Sattığımız oğlakların parasını gitti koyduydu Leymosun’da Türk bankasına. O parayı da neler çektim bu yannı getireyim... Paramal’dan gaçacayık, Türkiye’ye gideceyik, oraştan da bu tarafa geleceyik. Çocuklar bir şey dikti bana öyle kargılık gibi, cep, cep, cep... Da bağladım belime! O gün aldık parayı, ertesi günü bindik uçağa! Nereye koyacan? E koysan valizlere, kayboldu valiz? Napacan? Dedik be, bir kargılık gibi bağlayım belime, ceplerini bu paralarnan doldurayım!
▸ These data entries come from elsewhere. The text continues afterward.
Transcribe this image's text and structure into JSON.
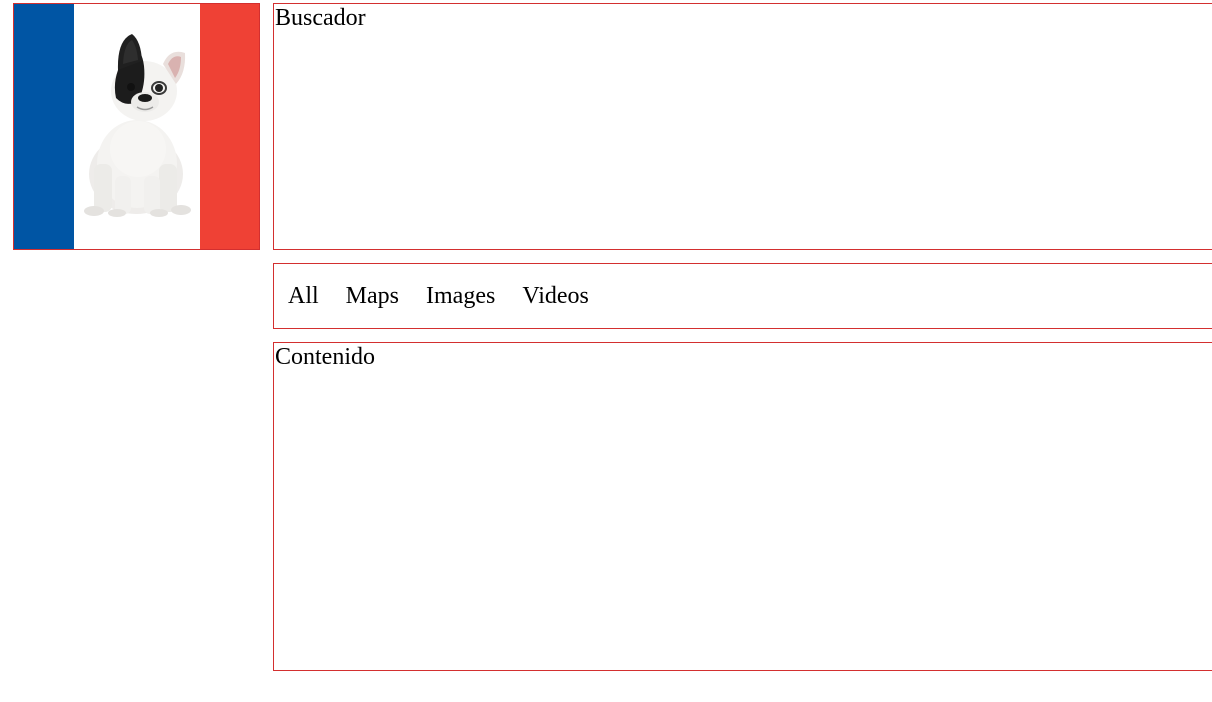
{
  "logo": {
    "icon": "french-bulldog-flag-logo",
    "colors": {
      "blue": "#0055a4",
      "white": "#ffffff",
      "red": "#ef4135"
    }
  },
  "search": {
    "title": "Buscador"
  },
  "nav": {
    "items": [
      {
        "label": "All"
      },
      {
        "label": "Maps"
      },
      {
        "label": "Images"
      },
      {
        "label": "Videos"
      }
    ]
  },
  "content": {
    "title": "Contenido"
  }
}
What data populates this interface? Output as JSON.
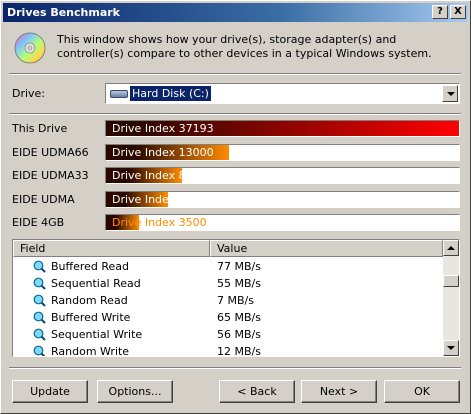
{
  "window": {
    "title": "Drives Benchmark",
    "help_glyph": "?",
    "close_glyph": "X"
  },
  "intro_text": "This window shows how your drive(s), storage adapter(s) and controller(s) compare to other devices in a typical Windows system.",
  "drive": {
    "label": "Drive:",
    "selected": "Hard Disk (C:)"
  },
  "benchmarks": [
    {
      "label": "This Drive",
      "text": "Drive Index 37193",
      "index": 37193,
      "fill_color": "#ff0000",
      "text_color": "#ffffff"
    },
    {
      "label": "EIDE UDMA66",
      "text": "Drive Index 13000",
      "index": 13000,
      "fill_color": "#ff8c00",
      "text_color": "#ffffff"
    },
    {
      "label": "EIDE UDMA33",
      "text": "Drive Index 8000",
      "index": 8000,
      "fill_color": "#ff8c00",
      "text_color": "#ffffff"
    },
    {
      "label": "EIDE UDMA",
      "text": "Drive Index 6500",
      "index": 6500,
      "fill_color": "#ff8c00",
      "text_color": "#ffffff"
    },
    {
      "label": "EIDE 4GB",
      "text": "Drive Index 3500",
      "index": 3500,
      "fill_color": "#ff8c00",
      "text_color": "#ff8c00"
    }
  ],
  "benchmark_max": 37193,
  "list": {
    "columns": [
      "Field",
      "Value"
    ],
    "rows": [
      {
        "field": "Buffered Read",
        "value": "77 MB/s"
      },
      {
        "field": "Sequential Read",
        "value": "55 MB/s"
      },
      {
        "field": "Random Read",
        "value": "7 MB/s"
      },
      {
        "field": "Buffered Write",
        "value": "65 MB/s"
      },
      {
        "field": "Sequential Write",
        "value": "56 MB/s"
      },
      {
        "field": "Random Write",
        "value": "12 MB/s"
      }
    ]
  },
  "buttons": {
    "update": "Update",
    "options": "Options...",
    "back": "< Back",
    "next": "Next >",
    "ok": "OK"
  }
}
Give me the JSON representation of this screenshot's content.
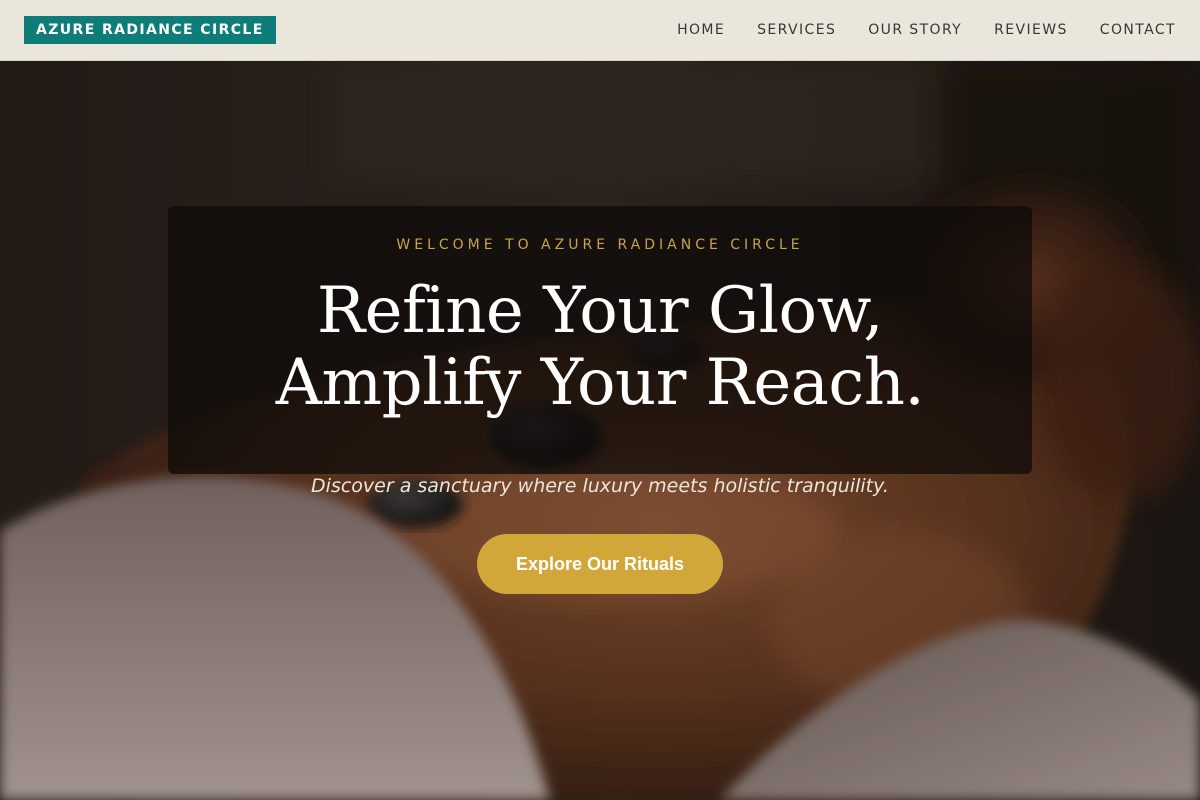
{
  "header": {
    "brand_name": "AZURE RADIANCE CIRCLE",
    "nav": [
      {
        "label": "HOME"
      },
      {
        "label": "SERVICES"
      },
      {
        "label": "OUR STORY"
      },
      {
        "label": "REVIEWS"
      },
      {
        "label": "CONTACT"
      }
    ]
  },
  "hero": {
    "eyebrow": "WELCOME TO AZURE RADIANCE CIRCLE",
    "title_line1": "Refine Your Glow,",
    "title_line2": "Amplify Your Reach.",
    "tagline": "Discover a sanctuary where luxury meets holistic tranquility.",
    "cta_label": "Explore Our Rituals"
  },
  "colors": {
    "header_bg": "#ebe6dc",
    "brand_bg": "#0e7d7a",
    "accent_gold": "#d1a73a",
    "eyebrow_gold": "#c9a24a",
    "hero_card": "#0c0a09"
  }
}
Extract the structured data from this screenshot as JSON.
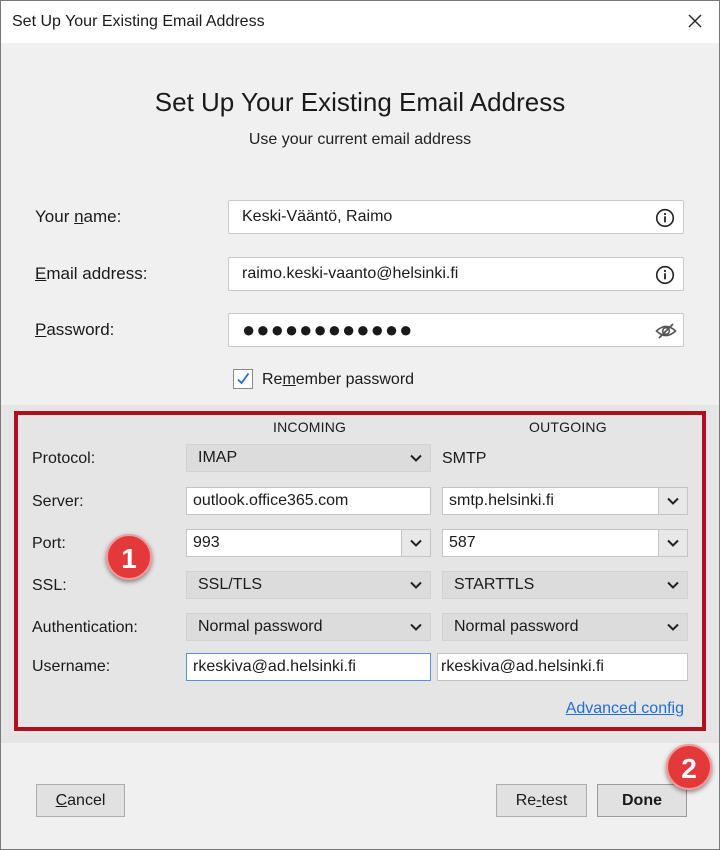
{
  "window": {
    "title": "Set Up Your Existing Email Address"
  },
  "header": {
    "title": "Set Up Your Existing Email Address",
    "subtitle": "Use your current email address"
  },
  "form": {
    "name_label_pre": "Your ",
    "name_label_mn": "n",
    "name_label_post": "ame:",
    "name_value": "Keski-Vääntö, Raimo",
    "email_label_mn": "E",
    "email_label_post": "mail address:",
    "email_value": "raimo.keski-vaanto@helsinki.fi",
    "password_label_mn": "P",
    "password_label_post": "assword:",
    "password_value": "●●●●●●●●●●●●",
    "remember_pre": "Re",
    "remember_mn": "m",
    "remember_post": "ember password",
    "remember_checked": true
  },
  "server": {
    "incoming_header": "INCOMING",
    "outgoing_header": "OUTGOING",
    "protocol_label": "Protocol:",
    "protocol_in": "IMAP",
    "protocol_out": "SMTP",
    "server_label": "Server:",
    "server_in": "outlook.office365.com",
    "server_out": "smtp.helsinki.fi",
    "port_label": "Port:",
    "port_in": "993",
    "port_out": "587",
    "ssl_label": "SSL:",
    "ssl_in": "SSL/TLS",
    "ssl_out": "STARTTLS",
    "auth_label": "Authentication:",
    "auth_in": "Normal password",
    "auth_out": "Normal password",
    "username_label": "Username:",
    "username_in": "rkeskiva@ad.helsinki.fi",
    "username_out": "rkeskiva@ad.helsinki.fi",
    "advanced_link": "Advanced config"
  },
  "annotations": {
    "badge1": "1",
    "badge2": "2",
    "highlight_color": "#b0101e",
    "badge_color": "#e4393b"
  },
  "buttons": {
    "cancel_mn": "C",
    "cancel_post": "ancel",
    "retest_pre": "Re",
    "retest_mn": "-",
    "retest_post": "test",
    "done": "Done"
  },
  "colors": {
    "accent": "#1f6fd1",
    "check": "#1f6fd1"
  }
}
Eziyet çektim o parayı te getireyim buraya da yediler bize Türk bankaları bu paraları...

Girerik gemiye, tutar bizi gemi! Asıl Şubat’ın içinde ki çok fırtınalıydı deniz... Kocam attı bir pattaniya, uzandı oracığa, ben da otururum koltukta. Ölüyorum... O parayı da tutarım!... Geldi bir subay oturdu yanıma, annadayımmışım kendine Rumlar naptı bize! Gorkarım da, “Aman Allahım” derim, “anlarsa ki bu parayı tutarım, kocam da uyur oraşta, napacam?” Korkumdan çekilirim daha bura, zannederim para seslenecek adama! Öyle bir eziyet çektik te getirelim o parayı buraya da... Gittik koyduk onları da vallahi hep yediler bize kızım... Az maraz içtiydi Ali dayın o paradan? Yaa... Çok milliyetçiydi Ali dayın ama o parayı yeyinca kendine, sonra istemezdi kendilerini... “Yalançılar!” derdi...

Ne vakit ki dediler kendine “Gelecen, alacan, durdu, ne faizi var, ne birşeyi... 36’dan...” istemedi gitsin, “Bırakacam kendilerine alsınlar onu da” dedi.

“Be adam, ne verirlersa al” dedim.

“E ben bir dolap edemem çocuklarıma o paraynan” dedi bana...

İlla gitmezdi alsın, zorla yolladım kendini, gitti aldı ve geldi...

“Napalım, napalım bu parayı?” dedi.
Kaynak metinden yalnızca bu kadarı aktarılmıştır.